Over time, we should expect to migrate a lot of the build structure to
Makefiles.  I hate make, but it's the lowest common denominator.

> why is it 10 C files each?

It was originally 1 C file each. :)  That incurred waaaay too much fork()
overhead and CPU contention -- it was slower than a single-threaded build!

I hacked each fork to compile 10 files, and that was good enough to
effectively eliminate contention as a concern, achieve some nice gains, and
present the results to the list as a draft.  But 10 was an arbitrary number.

> wouldn't this require some wasted fork() overhead respawning many children?
> couldnt you instead just split all the .c files into 4 pieces, and
> only have 4 children up front?

I like it. :)  I think we should do as you propose, and spawn a fixed number
of child processes -- perhaps deriving the number of children from the CPU
count when we can figure it out and falling back to 4 when we can't.

We can then have each child communicate back to the parent process by writing
a status file upon successful exit.  The parent process can monitor the
children once per second or so, and terminate if a child exits without
communicating success.

There are other IPC methods we could use for monitoring how compilation is
proceeding in the child processes, but a combination of fork() and the file
system seems like it would be easiest to grok and maintain.
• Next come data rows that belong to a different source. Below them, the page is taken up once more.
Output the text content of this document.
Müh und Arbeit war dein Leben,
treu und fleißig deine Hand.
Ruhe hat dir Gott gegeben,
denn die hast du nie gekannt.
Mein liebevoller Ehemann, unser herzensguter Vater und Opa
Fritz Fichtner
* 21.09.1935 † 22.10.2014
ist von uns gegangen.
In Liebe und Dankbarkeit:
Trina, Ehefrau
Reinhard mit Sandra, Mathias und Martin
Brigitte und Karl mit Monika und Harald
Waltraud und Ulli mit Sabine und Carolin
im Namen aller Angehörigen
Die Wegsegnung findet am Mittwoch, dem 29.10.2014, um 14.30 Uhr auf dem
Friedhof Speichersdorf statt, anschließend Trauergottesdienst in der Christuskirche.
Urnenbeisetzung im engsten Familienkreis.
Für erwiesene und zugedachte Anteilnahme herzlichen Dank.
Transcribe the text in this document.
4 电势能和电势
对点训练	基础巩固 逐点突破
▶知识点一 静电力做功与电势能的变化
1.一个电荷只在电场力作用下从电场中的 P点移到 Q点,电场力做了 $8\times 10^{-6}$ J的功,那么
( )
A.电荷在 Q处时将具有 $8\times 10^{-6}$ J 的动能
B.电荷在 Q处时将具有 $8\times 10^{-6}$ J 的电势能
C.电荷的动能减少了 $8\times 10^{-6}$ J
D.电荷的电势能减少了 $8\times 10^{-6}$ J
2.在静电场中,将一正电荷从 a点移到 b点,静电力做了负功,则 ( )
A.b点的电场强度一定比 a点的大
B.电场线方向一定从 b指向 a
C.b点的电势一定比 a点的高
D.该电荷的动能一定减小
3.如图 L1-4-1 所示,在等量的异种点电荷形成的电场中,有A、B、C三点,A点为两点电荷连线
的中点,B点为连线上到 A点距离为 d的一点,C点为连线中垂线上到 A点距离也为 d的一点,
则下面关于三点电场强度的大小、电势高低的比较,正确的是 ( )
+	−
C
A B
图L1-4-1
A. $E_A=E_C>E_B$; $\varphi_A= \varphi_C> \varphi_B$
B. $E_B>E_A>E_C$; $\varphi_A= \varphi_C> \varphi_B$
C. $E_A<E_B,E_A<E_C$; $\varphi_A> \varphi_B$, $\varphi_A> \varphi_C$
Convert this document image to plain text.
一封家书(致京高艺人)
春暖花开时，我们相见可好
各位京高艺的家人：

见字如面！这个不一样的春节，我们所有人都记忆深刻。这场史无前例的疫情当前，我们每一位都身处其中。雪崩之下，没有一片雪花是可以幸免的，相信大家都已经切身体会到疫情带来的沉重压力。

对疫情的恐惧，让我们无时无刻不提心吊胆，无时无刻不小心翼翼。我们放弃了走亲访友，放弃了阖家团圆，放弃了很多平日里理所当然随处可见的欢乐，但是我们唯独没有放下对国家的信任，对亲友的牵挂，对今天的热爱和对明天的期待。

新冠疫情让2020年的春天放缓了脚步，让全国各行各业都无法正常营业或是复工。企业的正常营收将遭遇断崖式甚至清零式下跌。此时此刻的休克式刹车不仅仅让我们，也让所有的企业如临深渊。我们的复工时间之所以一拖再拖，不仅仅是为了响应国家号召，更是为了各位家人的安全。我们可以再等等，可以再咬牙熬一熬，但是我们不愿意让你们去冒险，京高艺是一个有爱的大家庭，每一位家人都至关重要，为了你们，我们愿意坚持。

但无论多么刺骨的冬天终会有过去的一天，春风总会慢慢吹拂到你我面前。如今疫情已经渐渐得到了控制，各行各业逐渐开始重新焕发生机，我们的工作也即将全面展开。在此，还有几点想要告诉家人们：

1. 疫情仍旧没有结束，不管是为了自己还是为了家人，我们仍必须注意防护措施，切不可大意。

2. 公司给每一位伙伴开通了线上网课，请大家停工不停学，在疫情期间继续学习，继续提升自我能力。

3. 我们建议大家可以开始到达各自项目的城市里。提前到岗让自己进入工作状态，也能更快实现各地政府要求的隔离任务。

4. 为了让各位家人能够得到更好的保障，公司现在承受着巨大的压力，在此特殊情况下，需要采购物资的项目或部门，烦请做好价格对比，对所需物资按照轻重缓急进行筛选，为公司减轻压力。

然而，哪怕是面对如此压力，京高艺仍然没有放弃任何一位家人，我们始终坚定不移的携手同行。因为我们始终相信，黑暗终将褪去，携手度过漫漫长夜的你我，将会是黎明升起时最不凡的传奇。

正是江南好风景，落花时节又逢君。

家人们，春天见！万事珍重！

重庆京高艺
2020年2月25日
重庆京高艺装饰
> p.s. we do a similar thing in Lucene-java with running tests, and a
> problem can be balancing the workload with the children.

Yes, that was what got me thinking.  I watched "top" and confirmed that GCC
wasn't taking advantage of multiple cores on its own.

> one heuristic about how long a test will take to run, or file will
> take to compile, is its length in bytes.
> it might be useful to sort the list of files by their size in bytes,
> and use mod to divide them up.

For now, I think modulus will be good enough.  It also has the advantage of
compiling files in roughly the same order that they are compiled in now --
which is useful, because the files most likely to fail are up front.

There's only one giganto file, the C file which has all the XS bindings in it.
It takes about 30 seconds to compile on my laptop, and exhausts the memory on
some systems.  Until we break up that file, it should only be run in the
parent process, so that it's not competing for resources with anything else.